Processing large text data and extracting main concepts. For example, you could extract the primary terms used in this section of SQLServerPedia by feeding the Term Extraction transformation the text column containing the entire section.
Term Lookup
Extracts terms from the input column with TEXT data type and match them with same or similar terms found in the lookup table. Each term found in the lookup table is scanned for in the input column. If the term is found the transformation returns the value as well as the number of times it occurs in the row. You can configure this transformation to perform case-sensitive search.
Analyzing large textual data for specific terms. For example, suppose you accept email feedback for latest version of your software. You might not have time to read through every single email messages that comes to the generic inbox. Instead you could use this task to look for specific terms of interest.
Union ALL
Combines multiple inputs into a single output. Rows are sorted in the order they're added to the transformation. You can ignore some columns from each output, but each output column must be mapped to at least one input column.
Import data from multiple disparate data sources into a single destination. For example, you could extract data from mail system, text file, Excel spreadsheet and Access database and populate a SQL Server table.

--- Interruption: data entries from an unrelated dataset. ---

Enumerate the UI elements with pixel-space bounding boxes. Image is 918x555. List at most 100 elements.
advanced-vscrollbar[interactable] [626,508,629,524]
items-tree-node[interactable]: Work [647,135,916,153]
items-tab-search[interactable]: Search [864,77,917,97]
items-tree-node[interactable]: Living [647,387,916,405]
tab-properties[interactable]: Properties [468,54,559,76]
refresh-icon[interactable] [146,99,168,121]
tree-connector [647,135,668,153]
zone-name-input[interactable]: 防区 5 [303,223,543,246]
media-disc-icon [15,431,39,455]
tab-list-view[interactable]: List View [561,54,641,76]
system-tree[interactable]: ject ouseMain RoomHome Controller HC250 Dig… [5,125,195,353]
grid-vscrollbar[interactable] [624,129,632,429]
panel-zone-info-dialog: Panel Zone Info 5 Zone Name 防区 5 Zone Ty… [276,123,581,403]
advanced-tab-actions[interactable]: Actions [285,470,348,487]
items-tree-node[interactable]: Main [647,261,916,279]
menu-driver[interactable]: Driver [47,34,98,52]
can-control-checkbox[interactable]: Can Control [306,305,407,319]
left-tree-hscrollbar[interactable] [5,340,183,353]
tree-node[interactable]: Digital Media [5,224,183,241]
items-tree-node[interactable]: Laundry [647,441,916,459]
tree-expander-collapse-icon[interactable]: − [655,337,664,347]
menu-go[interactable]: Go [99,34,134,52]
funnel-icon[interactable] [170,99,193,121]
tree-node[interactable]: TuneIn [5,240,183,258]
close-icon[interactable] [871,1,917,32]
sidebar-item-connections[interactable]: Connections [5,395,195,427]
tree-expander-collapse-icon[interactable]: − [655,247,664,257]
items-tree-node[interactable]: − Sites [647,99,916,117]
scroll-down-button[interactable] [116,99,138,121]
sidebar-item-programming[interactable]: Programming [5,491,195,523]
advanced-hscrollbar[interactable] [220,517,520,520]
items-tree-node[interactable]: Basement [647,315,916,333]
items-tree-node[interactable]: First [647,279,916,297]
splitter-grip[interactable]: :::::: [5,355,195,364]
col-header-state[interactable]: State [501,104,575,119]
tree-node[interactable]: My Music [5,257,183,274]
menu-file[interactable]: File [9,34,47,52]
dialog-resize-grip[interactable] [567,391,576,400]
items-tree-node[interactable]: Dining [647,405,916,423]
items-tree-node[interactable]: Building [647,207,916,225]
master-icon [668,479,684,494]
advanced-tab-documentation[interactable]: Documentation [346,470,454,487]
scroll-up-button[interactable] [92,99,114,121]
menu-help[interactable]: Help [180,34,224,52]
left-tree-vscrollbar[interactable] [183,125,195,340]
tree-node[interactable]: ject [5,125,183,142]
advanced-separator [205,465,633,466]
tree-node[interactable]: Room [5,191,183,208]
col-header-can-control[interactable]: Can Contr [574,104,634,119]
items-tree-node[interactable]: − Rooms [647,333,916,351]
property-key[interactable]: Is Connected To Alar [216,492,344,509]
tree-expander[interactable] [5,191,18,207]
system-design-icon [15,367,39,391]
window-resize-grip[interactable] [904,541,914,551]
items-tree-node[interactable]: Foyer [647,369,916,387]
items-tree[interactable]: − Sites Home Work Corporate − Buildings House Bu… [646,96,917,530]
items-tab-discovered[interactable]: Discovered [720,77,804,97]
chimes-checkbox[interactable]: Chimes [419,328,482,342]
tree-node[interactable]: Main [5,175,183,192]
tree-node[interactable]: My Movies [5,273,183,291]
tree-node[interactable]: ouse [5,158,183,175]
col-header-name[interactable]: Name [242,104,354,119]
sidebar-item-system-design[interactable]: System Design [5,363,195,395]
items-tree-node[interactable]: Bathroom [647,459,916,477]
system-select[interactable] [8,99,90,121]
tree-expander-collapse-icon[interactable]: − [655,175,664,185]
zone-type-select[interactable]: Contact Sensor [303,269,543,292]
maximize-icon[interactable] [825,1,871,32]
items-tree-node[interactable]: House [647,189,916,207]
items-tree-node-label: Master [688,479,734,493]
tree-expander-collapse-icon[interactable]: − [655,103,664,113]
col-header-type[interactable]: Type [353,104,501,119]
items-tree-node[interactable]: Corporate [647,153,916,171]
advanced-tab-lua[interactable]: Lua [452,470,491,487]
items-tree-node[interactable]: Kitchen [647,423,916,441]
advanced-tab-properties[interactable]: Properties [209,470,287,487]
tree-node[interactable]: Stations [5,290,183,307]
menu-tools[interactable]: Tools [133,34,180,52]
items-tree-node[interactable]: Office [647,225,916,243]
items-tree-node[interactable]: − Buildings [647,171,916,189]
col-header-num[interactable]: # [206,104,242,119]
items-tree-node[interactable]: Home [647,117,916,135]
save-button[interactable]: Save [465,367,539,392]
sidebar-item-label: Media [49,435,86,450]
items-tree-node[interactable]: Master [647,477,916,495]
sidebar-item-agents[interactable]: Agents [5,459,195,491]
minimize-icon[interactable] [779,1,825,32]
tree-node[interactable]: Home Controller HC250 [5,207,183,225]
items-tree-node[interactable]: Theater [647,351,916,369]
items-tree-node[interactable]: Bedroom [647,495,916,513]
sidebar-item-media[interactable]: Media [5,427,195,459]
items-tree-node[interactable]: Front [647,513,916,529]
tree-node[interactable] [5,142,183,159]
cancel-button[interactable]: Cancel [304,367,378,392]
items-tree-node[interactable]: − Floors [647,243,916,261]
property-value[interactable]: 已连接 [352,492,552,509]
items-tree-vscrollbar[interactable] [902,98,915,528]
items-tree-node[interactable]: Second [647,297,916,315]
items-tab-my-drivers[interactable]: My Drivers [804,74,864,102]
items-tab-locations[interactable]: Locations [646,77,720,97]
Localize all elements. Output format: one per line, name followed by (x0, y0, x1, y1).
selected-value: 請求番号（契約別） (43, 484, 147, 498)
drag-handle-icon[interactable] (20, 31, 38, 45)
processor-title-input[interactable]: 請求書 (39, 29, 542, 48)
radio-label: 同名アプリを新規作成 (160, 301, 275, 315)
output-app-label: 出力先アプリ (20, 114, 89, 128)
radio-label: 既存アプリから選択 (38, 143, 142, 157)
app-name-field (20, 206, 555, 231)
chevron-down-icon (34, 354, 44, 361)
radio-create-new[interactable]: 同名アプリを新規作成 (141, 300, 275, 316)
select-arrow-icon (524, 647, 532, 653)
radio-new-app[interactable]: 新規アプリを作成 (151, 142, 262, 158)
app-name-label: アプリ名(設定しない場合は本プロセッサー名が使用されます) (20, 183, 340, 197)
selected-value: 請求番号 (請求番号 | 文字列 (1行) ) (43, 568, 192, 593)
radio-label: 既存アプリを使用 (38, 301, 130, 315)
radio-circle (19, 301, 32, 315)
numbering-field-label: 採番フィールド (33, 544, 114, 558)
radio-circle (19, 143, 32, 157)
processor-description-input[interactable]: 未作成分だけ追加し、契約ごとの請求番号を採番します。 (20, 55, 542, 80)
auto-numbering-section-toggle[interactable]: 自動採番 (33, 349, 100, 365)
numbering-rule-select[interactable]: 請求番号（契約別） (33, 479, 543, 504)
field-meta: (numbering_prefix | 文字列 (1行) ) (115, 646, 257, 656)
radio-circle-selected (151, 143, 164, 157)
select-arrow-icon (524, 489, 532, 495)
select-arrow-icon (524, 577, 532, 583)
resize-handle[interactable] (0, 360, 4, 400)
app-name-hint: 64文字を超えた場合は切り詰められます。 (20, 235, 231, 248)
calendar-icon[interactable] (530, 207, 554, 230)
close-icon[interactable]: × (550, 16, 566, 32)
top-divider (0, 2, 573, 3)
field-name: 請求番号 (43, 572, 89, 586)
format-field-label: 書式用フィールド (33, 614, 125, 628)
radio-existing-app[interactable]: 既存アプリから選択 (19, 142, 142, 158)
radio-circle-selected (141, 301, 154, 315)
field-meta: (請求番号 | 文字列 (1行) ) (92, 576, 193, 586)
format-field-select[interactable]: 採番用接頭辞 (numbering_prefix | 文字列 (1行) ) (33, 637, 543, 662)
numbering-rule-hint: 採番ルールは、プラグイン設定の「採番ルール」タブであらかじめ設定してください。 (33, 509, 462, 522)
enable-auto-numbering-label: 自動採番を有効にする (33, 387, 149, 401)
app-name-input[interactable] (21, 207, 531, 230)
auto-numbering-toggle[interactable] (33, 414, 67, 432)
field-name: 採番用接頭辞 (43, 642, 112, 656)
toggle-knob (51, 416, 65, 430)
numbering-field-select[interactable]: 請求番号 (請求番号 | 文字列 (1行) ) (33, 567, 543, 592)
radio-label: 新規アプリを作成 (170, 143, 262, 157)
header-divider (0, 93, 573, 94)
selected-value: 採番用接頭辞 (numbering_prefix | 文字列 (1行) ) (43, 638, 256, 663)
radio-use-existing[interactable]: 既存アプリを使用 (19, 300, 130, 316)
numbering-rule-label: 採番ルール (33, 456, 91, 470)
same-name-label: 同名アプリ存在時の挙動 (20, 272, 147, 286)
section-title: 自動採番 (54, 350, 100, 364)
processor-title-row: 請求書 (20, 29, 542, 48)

Unlike Merge and Merge Join transformations Union ALL can accept more than two inputs.
Unpivot


Opposite of Pivot transformation, Unpivot coverts columns into rows. It normalizes the input data set that has many duplicate values in multiple columns by creating multiple rows that have the same value in a single column.



For example if your input has a customer name and a separate column for checking and savings' accounts Unpivot can transform it into a row set that has customer, account and account balance columns.
Massaging a semi-structured input data file and convert it into a normalized input prior to loading data into a warehouse.